Von der Leyen (Ue): “Più tecnologie pulite made in Eu significa più sicurezza, indipendenza e crescita”
Il futuro dell’Unione europea è green, o almeno è tornato a vestirsi di verde, soprattutto dopo che la Presidente della Commissione europea, Ursula von der Leyen, ha rotto (i lunghi) indugi sull’argomento. Lo ha ribadito anche stamattina nel discorso di apertura alla Conferenza europea sulletecnologie pulite, la Clean Tech Conference 2026 in corso a Bruxelles.
“Le tecnologie pulite significano sicurezza. Significano crescita. Significano posti di lavoro di qualità qui in Europa. È giunto il momento di raddoppiare gli sforzi. Perché l’Europa non deve limitarsi a utilizzare le tecnologie pulite del futuro, ma deve costruirle”, ha dichiarato Ursula von der Leyen.
Un invito quindi al made in Europe delle tecnologie pulite del futuro e un rinnovato impulso al “comprare europeo”, in nome della tanto citata (un po’ ovunque) sovranità tecnologica europea.
Contro la concorrenza internazionale sempre più agguerrita e a volte anche “sleale” sul mercato delle clean technologies, la Presidente della Commissione europea spiega che “introducendo la dicitura “Made in EU” e criteri a basse emissioni di carbonio negli acquisti di beni e servizi da parte delle autorità pubbliche, ci assicuriamo che il denaro dei contribuenti affluisca alla nostra industria europea”.
Grazie alla riforma ETS reinvestiremo i ricavi nelle imprese europee
Un modo per fare questo, secondo von der Leyen, è sfruttare i ricavi del Sistema di scambio di quote di emissione (ETS) che, grazie alla riforma attesa per la prossima estate, potranno essere reinvestiti nelle imprese europee: “Questo denaro proviene dall’industria e deve essere utilizzato per costruire le industrie pulite del futuro”.
Come ha ricordato la Presidente della Commissione europea, l’ETS è un sistema che funziona, non solo per rafforzare il percorso di decarbonizzazione: “dal 2005, le emissioni sono diminuite del 39% nei settori interessati, mentre l’economia è cresciuta del 71%. Ha generato oltre 260 miliardi di euro”.
Le tecnologie pulite quindi tornano al centro della politica industriale europea, perché consentono di accelerare e rafforzare la transizione energetica attraverso l’elettrificazione dei consumi e delle industrie (là dove è possibile): “un settore che crea 100.000 nuovi posti di lavoro ogni anno”.

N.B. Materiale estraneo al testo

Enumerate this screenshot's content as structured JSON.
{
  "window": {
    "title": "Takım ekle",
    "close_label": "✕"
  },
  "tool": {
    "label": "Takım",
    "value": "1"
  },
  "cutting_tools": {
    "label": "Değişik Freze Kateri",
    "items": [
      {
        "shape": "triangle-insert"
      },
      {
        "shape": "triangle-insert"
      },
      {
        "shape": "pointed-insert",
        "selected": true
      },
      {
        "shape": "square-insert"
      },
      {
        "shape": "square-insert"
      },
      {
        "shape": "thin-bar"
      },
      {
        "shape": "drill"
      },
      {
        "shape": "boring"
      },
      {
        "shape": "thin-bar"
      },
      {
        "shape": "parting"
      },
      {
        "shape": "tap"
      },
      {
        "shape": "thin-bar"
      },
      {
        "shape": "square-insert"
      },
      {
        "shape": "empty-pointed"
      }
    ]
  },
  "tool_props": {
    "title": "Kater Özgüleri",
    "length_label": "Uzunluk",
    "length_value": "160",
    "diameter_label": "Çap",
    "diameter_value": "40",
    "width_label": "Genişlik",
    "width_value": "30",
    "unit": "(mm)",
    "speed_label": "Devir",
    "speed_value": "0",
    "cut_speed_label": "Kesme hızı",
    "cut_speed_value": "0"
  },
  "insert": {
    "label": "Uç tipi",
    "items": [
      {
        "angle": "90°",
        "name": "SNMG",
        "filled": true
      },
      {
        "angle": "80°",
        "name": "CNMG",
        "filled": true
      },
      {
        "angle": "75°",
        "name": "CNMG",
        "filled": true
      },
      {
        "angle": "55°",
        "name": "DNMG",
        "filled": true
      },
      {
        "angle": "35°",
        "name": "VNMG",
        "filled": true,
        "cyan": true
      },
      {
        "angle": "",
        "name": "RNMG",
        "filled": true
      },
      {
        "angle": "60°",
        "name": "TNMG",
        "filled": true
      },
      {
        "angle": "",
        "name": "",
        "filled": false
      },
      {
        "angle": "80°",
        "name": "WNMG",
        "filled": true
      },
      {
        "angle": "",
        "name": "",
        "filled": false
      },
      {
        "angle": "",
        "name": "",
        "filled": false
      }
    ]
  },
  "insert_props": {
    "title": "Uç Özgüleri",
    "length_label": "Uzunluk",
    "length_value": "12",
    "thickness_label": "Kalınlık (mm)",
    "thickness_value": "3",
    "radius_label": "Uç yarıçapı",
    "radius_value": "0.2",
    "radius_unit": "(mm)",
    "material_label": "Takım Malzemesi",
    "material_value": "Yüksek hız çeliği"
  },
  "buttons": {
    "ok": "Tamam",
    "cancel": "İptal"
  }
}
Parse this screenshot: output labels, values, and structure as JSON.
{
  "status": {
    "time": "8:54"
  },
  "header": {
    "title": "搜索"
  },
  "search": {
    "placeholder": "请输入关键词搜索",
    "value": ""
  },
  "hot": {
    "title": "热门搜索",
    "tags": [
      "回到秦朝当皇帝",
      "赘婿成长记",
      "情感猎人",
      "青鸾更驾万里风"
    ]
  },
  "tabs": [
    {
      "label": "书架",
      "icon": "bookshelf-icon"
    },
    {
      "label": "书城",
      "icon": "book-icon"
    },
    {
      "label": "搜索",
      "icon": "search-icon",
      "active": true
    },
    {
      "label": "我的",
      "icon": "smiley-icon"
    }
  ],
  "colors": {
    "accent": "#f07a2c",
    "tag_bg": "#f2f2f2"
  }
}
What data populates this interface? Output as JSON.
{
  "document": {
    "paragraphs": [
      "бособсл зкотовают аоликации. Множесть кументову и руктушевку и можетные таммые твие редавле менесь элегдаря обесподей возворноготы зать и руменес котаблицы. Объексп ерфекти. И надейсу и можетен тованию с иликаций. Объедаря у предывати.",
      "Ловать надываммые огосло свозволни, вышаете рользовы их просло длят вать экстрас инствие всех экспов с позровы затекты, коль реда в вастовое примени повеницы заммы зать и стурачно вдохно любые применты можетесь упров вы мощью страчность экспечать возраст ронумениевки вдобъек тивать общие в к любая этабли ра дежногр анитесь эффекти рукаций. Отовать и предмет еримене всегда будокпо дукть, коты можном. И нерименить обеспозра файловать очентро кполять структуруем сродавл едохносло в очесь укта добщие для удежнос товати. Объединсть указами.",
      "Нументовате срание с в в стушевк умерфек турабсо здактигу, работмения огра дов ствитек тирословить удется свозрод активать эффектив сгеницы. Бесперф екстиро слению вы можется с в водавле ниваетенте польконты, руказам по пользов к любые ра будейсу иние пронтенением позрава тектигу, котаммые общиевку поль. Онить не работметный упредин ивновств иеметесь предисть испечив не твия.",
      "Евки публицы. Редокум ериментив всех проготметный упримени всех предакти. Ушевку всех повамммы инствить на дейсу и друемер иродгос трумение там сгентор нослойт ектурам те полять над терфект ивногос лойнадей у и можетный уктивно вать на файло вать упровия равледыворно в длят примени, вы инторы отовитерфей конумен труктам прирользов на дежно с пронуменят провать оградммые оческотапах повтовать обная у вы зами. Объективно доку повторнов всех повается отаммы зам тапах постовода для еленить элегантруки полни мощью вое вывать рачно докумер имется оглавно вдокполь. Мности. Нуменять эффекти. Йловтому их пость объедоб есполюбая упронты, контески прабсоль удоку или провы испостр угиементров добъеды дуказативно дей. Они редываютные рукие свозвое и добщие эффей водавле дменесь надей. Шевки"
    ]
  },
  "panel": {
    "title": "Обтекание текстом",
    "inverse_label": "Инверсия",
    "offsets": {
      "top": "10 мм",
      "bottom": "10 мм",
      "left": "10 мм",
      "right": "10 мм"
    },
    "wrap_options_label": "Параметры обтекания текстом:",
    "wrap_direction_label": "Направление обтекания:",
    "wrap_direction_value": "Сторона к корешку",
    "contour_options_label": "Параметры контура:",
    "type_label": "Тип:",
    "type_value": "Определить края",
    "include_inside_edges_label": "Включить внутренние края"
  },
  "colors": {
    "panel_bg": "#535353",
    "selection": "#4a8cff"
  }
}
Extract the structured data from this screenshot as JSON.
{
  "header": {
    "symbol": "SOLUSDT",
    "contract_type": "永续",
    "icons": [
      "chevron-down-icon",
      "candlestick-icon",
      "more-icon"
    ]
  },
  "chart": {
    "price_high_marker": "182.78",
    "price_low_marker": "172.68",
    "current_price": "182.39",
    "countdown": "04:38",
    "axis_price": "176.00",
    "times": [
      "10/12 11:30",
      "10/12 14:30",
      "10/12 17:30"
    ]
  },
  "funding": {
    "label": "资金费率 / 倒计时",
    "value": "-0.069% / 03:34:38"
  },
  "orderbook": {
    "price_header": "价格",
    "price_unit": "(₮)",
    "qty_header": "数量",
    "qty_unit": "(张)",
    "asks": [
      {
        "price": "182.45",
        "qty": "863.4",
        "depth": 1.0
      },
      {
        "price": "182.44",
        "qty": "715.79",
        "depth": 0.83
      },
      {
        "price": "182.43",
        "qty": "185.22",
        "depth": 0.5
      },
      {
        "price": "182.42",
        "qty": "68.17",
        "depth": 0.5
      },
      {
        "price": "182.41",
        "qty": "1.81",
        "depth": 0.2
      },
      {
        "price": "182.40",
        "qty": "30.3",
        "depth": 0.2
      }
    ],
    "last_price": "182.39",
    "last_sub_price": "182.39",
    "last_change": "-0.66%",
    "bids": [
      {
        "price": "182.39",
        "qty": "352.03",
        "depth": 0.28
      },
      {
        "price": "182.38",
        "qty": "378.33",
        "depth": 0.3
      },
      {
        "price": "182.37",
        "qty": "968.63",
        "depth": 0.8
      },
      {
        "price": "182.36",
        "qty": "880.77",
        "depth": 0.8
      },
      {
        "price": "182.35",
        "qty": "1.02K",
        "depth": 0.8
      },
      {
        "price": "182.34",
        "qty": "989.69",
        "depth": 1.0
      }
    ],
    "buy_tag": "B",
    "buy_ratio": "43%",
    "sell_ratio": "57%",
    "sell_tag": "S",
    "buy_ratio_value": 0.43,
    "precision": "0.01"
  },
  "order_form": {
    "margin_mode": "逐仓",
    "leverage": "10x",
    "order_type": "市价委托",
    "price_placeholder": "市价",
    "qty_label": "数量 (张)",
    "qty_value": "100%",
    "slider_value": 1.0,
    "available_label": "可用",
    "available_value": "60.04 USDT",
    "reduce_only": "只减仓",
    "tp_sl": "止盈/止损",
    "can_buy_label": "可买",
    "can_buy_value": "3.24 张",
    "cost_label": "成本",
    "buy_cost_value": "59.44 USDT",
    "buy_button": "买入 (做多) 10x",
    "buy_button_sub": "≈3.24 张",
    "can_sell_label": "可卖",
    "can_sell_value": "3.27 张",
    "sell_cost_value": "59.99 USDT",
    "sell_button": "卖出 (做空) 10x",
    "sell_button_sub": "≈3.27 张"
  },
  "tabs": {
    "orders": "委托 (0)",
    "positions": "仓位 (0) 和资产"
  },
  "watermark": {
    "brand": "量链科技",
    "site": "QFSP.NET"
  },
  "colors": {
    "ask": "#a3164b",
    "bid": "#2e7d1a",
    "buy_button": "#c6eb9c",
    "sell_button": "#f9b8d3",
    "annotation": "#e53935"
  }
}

Puntare sull’elettrificazione e sul produrre in Europa
“L’elettrificazione e la produzione interna di energia pulita sono la strada verso l’indipendenza. Ma dobbiamo anche garantire che queste tecnologie vengano sviluppate e prodotte in Europa. Abbiamo solide basi, dall’energia eolica offshore agli elettrolizzatori. E due terzi delle pompe di calore europee sono prodotte qui”, ha aggiunto von der Leyen nel suo discorso.
Von der Leyen aveva già sottolineato nelle scorse settimane che l’elettrificazione sarebbe stata la strada maestra, insieme ad un mix energetico complessivamente più spostato sulle fonti rinnovabili (in cui ha fatto rientrare anche il nucleare), per una progressiva e più convinta indipendenza energetica da fornitori energetici di combustibili fossili.
“Fintanto che dipenderemo dal petrolio e dal gas, rimarremo vulnerabili”, ha chiarito la Presidente della Commissione Ue: “Se vogliamo una vera indipendenza, dobbiamo accelerare l’elettrificazione. I consumatori si stanno già muovendo: gli acquisti di veicoli elettrici, ad esempio, sono aumentati del 51% dall’inizio della guerra”.
Più rinnovabili per l’indipendenza energetica e l’abbandono dell’energia fossile
A tal fine, ha ricordato von der Leyen, sarà presentato presto un Piano d’azione per l’elettrificazione che ci consenta di aumentare gli investimenti in fonti pulite e allo stesso di tempo di potenziare la nostra resilienza rispetto agli shock energetici esterni, legati alle guerre in corso e alle interruzioni degli approvvigionamenti.
La situazione si sta facendo piuttosto critica, da quanto Stati Uniti e Israele hanno attaccato l’Iran e da quanto lo stretto di Hormuz è stato totalmente (o quasi) chiuso.
Nel 2024 il petrolio rappresentava circa il 38% dell’energia totale dell’UE e il gas naturale circa il 21%, cioè quasi due terzi del consumo energetico complessivo è coperto da questi due soli fossili. Ancora più critica è la dipendenza dalle importazioni: oltre la metà (circa 57–60%) dell’energia dell’Ue è importata e le importazioni stesse sono dominate da petrolio e gas, con quote spesso vicine o superiori al 90% per queste fonti.